I carabinieri del Nas hanno oscurato 92 siti web, collocati su server esteri, che facevano pubblicità e vendevano farmaci anti-Covid, acquistabili solo in farmacia con la prescrizione medica. Tra i medicinali disponibili per la spedizione a casa c’erano antimalarici come clorochina e idrossiclorochina, soggetti a particolari restrizioni d’uso per quanto riguarda il Sars Cov-2, l’antivirale ribavirina, per la quale è stato autorizzato l’uso compassionevole limitatamente a pazienti ospedalizzati con difficoltà respiratorie legate al Covid-19, l’antibiotico azitromicina, l’indometacina, la cui assunzione fuori stretto controllo medico può cagionare gravissimi effetti collaterali, nonché la colchicina, utilizzata per alleviare il dolore da attacchi acuti di gotta, per la quale l’Aifa ha autorizzato uno studio clinico che mira a valutare l’efficacia e la sicurezza del principio attivo nel ridurre il tasso di ospedalizzazione di pazienti domiciliari con infezione sintomatica da Sars Cov-2. Altri due portali vendevano anabolizzanti e prodotti ‘brucia grassi’ considerati pericolosi.
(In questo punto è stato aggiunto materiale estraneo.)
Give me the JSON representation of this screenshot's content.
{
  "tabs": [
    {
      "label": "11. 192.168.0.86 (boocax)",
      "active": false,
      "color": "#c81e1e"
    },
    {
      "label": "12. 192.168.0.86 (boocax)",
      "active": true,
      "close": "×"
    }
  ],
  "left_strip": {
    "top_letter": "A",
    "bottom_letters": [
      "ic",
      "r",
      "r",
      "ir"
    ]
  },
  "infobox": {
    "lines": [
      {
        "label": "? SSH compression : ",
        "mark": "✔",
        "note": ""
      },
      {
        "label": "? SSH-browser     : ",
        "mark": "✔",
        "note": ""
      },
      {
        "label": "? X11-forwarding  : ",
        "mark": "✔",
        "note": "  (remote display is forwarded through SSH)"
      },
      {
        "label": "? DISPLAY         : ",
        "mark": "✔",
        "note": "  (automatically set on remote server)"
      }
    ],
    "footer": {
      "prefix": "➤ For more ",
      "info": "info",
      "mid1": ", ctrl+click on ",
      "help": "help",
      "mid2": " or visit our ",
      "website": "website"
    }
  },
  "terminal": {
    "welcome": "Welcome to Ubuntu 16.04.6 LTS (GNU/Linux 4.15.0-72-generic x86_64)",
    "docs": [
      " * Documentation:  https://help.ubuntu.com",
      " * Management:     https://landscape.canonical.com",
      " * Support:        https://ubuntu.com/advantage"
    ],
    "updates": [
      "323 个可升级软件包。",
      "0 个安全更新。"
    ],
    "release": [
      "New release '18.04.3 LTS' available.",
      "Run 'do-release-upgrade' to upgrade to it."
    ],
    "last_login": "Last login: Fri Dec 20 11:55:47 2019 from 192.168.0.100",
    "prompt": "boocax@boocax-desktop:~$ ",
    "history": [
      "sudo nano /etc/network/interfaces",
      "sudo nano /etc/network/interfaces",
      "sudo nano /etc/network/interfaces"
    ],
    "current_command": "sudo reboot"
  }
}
Con quello di oggi salgono a 121 i provvedimenti sinora eseguiti nel corso del 2021 dai Nas.

“Voglio ringraziare i Nas – Comando Carabinieri per la Tutela della Salute, per l’operazione che ha portato all’oscuramento di 92 siti web che vendevano illegalmente farmaci anti Covid-19 e altri prodotti ritenuti pericolosi. Su medicinali e dispositivi medici ci dobbiamo fidare dei nostri medici, dei farmacisti e dei professionisti sanitari e diffidare di canali di distribuzione alternativi“, ha commentato il ministro della Salute Roberto Speranza. L’operazione dei Nas rientra in una mirata azione di vigilanza telematica contro il cybercrime farmaceutico, condotta di concerto con il Ministero della Salute da quando è esplosa la pandemia.

Tra i prodotti presenti nelle ‘vetrine virtuali’ di alcuni dei siti oscurati sono stati rilevati anche farmaci a base di umifenovir, un principio attivo antivirale per il quale l’Agenzia Italiana del Farmaco ha già da tempo precisato l’assenza di autorizzazione nella Ue e la mancanza di evidenze scientifiche sull’efficacia nel trattamento e nella prevenzione del Covid-19. Da menzionare, infine, l’inibizione all’accesso di due ulteriori siti che presentavano non solo medicinali a base di salbutamolo, broncodilatatore utilizzato nel trattamento dell’asma, e di anabolizzanti vietati per doping, ma anche prodotti asseritamente a base di dinitrofenolo, sostanza chimica non destinata al consumo umano che, se assunta, altera le funzioni delle cellule inducendole a disperdere energia come calore invece di immagazzinarla al loro interno, determinando un effetto ‘brucia grassi’ che comporta una rapida perdita di peso, ma è altamente imprevedibile e gravemente dannoso per l’organismo in quanto causa innalzamento della temperatura corporea, sudorazione profusa e aumento della frequenza cardiaca e respiratoria.